Divorced from Willat in 1929, Billie was still at the peak of her popularity with the advent of sound. The multi-millionaire eccentric and (at that time) budding producer Howard Hughes became an obsessed admirer, which resulted in an all-consuming three-year affair. Hughes, who tried to take over and control her career, actually proposed to the star and they were briefly engaged. She abruptly ended the relationship, however, when she was unable to handle his quirkiness and long, unexplained absences. For Hughes she appeared on screen in the dramatic The Age for Love (1931) and comedic Cock of the Air (1932).
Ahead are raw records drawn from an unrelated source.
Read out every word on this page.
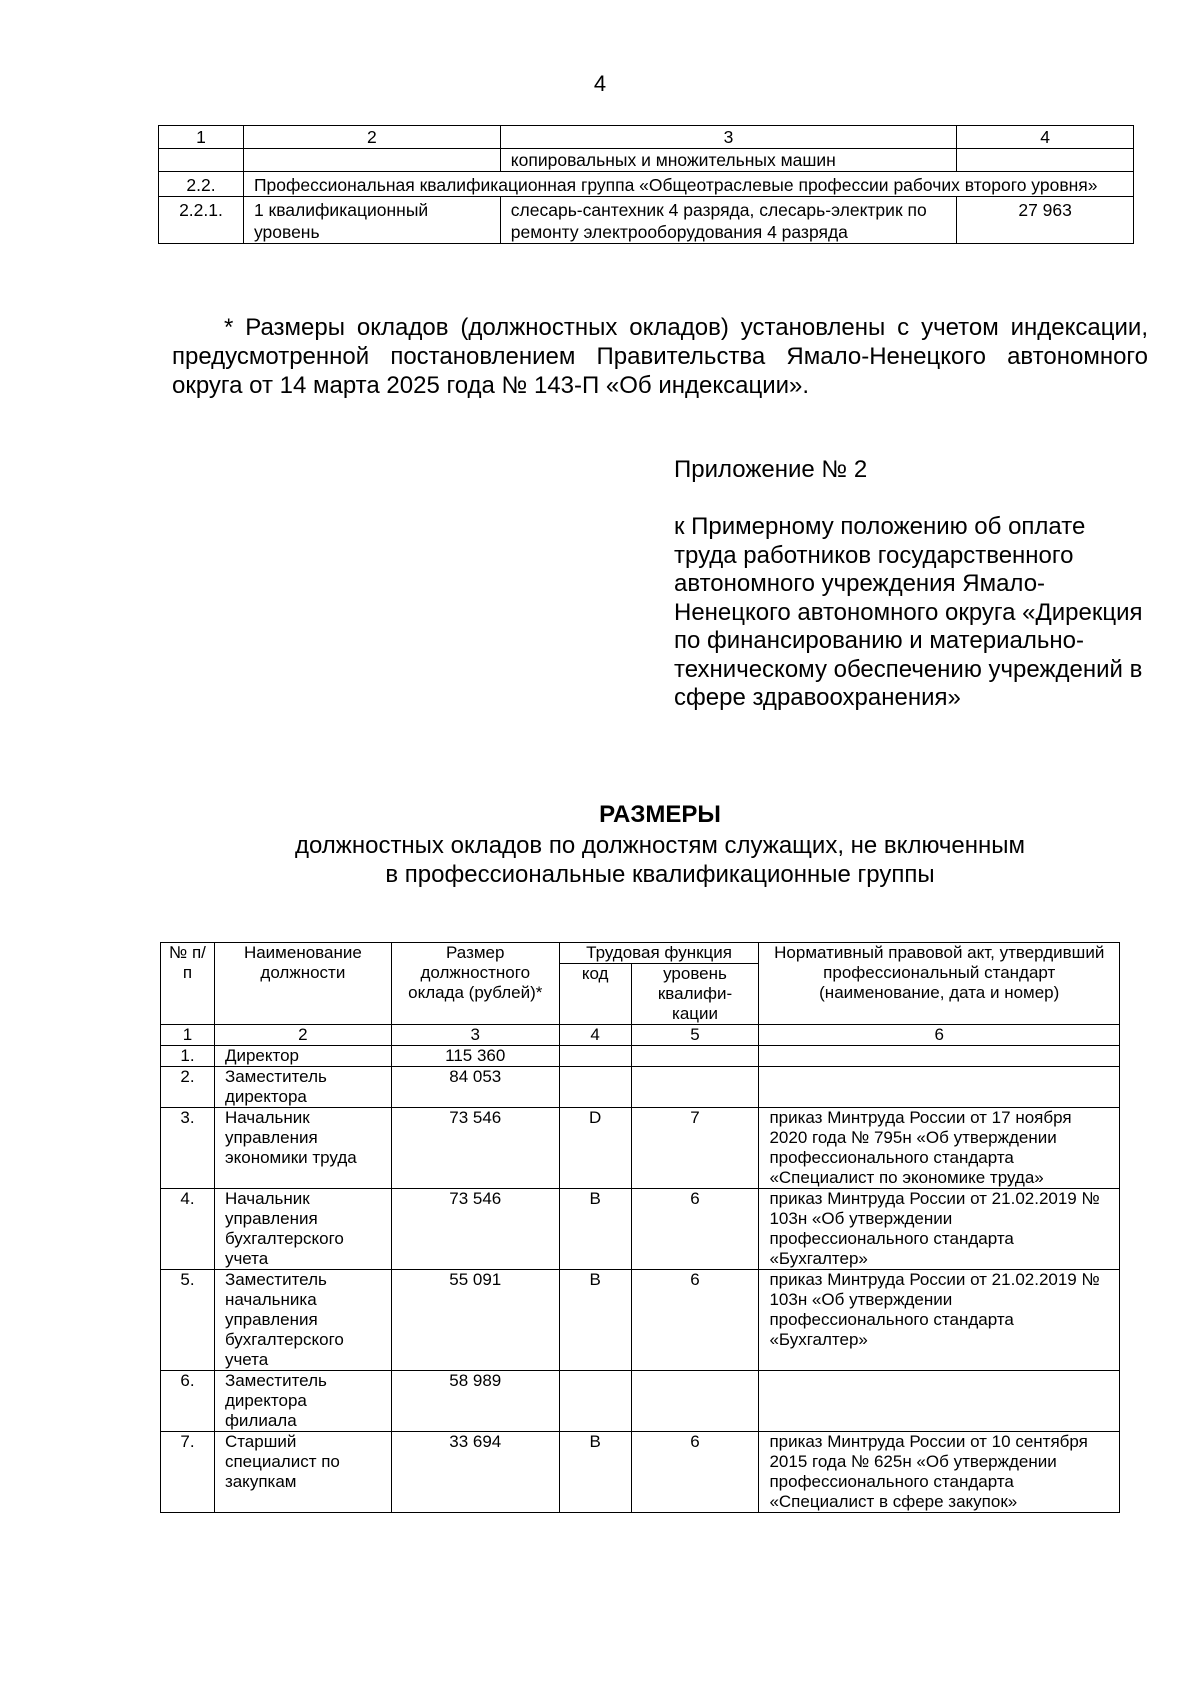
4
1	2	3	4
		копировальных и множительных машин	
2.2.	Профессиональная квалификационная группа «Общеотраслевые профессии рабочих второго уровня»		
2.2.1.	1 квалификационный уровень	слесарь-сантехник 4 разряда, слесарь-электрик по ремонту электрооборудования 4 разряда	27 963

* Размеры окладов (должностных окладов) установлены с учетом индексации, предусмотренной постановлением Правительства Ямало-Ненецкого автономного округа от 14 марта 2025 года № 143-П «Об индексации».

Приложение № 2
к Примерному положению об оплате труда работников государственного автономного учреждения Ямало-Ненецкого автономного округа «Дирекция по финансированию и материально-техническому обеспечению учреждений в сфере здравоохранения»
РАЗМЕРЫ
должностных окладов по должностям служащих, не включенным
в профессиональные квалификационные группы
№ п/п	Наименование должности	Размер должностного оклада (рублей)*	Трудовая функция		Нормативный правовой акт, утвердивший профессиональный стандарт (наименование, дата и номер)
			код	уровень квалифи-кации	
1	2	3	4	5	6
1.	Директор	115 360			
2.	Заместитель директора	84 053			
3.	Начальник управления экономики труда	73 546	D	7	приказ Минтруда России от 17 ноября 2020 года № 795н «Об утверждении профессионального стандарта «Специалист по экономике труда»
4.	Начальник управления бухгалтерского учета	73 546	B	6	приказ Минтруда России от 21.02.2019 № 103н «Об утверждении профессионального стандарта «Бухгалтер»
5.	Заместитель начальника управления бухгалтерского учета	55 091	B	6	приказ Минтруда России от 21.02.2019 № 103н «Об утверждении профессионального стандарта «Бухгалтер»
6.	Заместитель директора филиала	58 989			
7.	Старший специалист по закупкам	33 694	B	6	приказ Минтруда России от 10 сентября 2015 года № 625н «Об утверждении профессионального стандарта «Специалист в сфере закупок»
In Blondie of the Follies (1932), the Marion Davies starrer, Dove was dismayed when her third-billed role was “trimmed” and “reshaped” at the urging of Davies’ highly influential paramour William Randolph Hearst (who happened to own Cosmopolitan Productions, which made the picture). This was to be her last film; she retired from the screen shortly thereafter. By 1933 she had remarried and focused on having a family. Married to Robert Kenaston, a rancher, oil executive and real estate investor, they had one son (Robert Alan) and an adopted daughter (Gail). The couple divorced in 1970 after 37 years of marriage (he died three years later). A third marriage to architect John Miller also ended in divorce.
Other than an unbilled bit part of a nurse in the movie Diamond Head (1962) with Charlton Heston, Dove never returned to the screen. She was eventually transferred from her Rancho Mirage (California) home to live out the rest of her life at the Motion Picture & Television Country House and Hospital in Woodland Hills. The nonagenarian died of pneumonia in 1997.